When I signed up for DukeEngage I was expecting to change the world, or at least my assigned corner of Cairo. I expected to go to Ana El-Masry and teach art to the next Van Gough or Kahlo. While I have no doubt that we have had an impact on these kids this summer, my expectations were not reality. I love these kids, and I hope that I taught them some life skills, but I doubt they learned a lot about art except perhaps how to better express creativity. However, I have learned so very much from these kids and instead of changing their lives, they have changed mine.
In America we expect the right to pursue happiness, but we abuse that promise everyday by pursuing things that we think will make us happy eventually but make us miserable in the meantime. On the other hand, the future of all these children is uncertain beyond the fact that they will someday rejoin society as contributing members, but their pasts are heartbreaking realities. In spite of the uncertainty of their futures and the terrible realities of their pasts, they are happy. They are fun-loving, energetic, and always smiling and laughing. In their faces I am reminded that thankfulness is a key in happiness. While Amanda mentioned that some kids miss the freedom of the streets and run away, others are thankful for the shelter, food, clothing, and love they receive at Ana El-Masry which was unattainable on the streets.
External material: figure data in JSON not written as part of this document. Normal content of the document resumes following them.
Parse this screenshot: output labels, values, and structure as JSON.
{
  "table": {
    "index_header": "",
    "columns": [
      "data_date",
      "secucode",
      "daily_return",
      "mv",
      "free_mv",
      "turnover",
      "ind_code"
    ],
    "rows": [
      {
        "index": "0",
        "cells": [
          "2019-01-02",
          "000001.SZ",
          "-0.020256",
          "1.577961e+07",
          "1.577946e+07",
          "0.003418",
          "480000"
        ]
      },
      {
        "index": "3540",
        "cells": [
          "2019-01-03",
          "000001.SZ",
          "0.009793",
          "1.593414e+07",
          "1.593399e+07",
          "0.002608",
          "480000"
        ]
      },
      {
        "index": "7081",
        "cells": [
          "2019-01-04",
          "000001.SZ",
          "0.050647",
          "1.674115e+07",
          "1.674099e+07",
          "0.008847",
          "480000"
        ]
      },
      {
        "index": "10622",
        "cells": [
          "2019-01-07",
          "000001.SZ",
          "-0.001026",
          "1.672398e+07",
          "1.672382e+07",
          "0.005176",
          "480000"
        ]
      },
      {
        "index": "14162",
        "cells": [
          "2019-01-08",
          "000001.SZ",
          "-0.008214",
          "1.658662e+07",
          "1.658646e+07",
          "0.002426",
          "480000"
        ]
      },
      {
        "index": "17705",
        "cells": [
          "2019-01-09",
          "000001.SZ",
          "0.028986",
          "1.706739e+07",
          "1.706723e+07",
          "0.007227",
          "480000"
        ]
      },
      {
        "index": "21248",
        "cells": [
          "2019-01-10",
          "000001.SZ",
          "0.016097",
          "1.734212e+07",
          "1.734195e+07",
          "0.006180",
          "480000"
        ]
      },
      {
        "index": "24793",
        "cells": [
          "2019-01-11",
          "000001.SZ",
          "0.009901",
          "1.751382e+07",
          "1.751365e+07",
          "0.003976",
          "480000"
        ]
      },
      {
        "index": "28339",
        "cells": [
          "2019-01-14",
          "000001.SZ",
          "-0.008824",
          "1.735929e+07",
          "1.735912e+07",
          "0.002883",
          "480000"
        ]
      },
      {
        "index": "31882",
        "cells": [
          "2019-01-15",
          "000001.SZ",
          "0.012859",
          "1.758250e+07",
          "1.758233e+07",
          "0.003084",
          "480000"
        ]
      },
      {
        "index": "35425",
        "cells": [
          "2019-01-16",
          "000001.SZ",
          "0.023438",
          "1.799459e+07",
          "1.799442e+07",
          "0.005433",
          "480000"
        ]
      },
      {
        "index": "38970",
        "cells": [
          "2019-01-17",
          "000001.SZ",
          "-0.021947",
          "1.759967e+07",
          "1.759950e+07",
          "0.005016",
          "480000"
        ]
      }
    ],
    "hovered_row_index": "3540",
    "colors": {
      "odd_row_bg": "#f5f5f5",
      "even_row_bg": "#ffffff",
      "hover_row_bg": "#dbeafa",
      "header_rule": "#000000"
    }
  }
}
Generosity is a virtue. Even in a land of abundance like America, generosity gives way to suspicion and greed, but these children give so much. When we arrive in the mornings they are eating breakfast, and even though we have all eaten already and a croissant is all they will receive for this meal, they all insist on sharing some with us. The children rip of pieces and hold them to our faces until we take them and eat them. Today, our last day, they gave us all hand-made bags that they sewed for us in their sewing class. Their selfless generosity is truly inspiring!
Brilliance can be born out of any situation. At Duke everyone is expected to brilliant, and many have had an environment which nurtures this brilliance. In contrast, these kids have literally been living on the streets, and yet many of them are incredibly smart. Many of them have come out of seemingly hopeless situations like rape, families with addiction, abuse, death of their parents, but they thirst for knowledge. They love to learn and so eager for knowledge in ways that I can never remember being as a nine or ten-year-old.
Sometimes words just aren’t enough. For someone who is an aspiring linguist, it is hard for me to admit that words aren’t always necessary for communication. The tone of a person’s voice matters so much more than the actual words. Also gestures, body language, and hugs are just as competent modes of communication. While I have taken some Arabic, it was still very difficult to communicate with the children in the Egyptian dialect. In spite of this language barrier, I have connected with the children in truly meaningful ways created relationships that I value so very much.
Today, as we drove away from those precious smiling faces for the last time, I thought of how much they have truly changed my life in the way that I value things and the way I look at the world and life. While I may be sad now to leave them, I am so happy to have this opportunity and I know that I can always find a way to see the bright side of life like these kids have. The founder of Ana el-Masry said to me “These kids have something special which other kids don’t have because they have seen the worst. But they are still children and because of that they are precious and they are happy and smart in ways we cannot imagine.”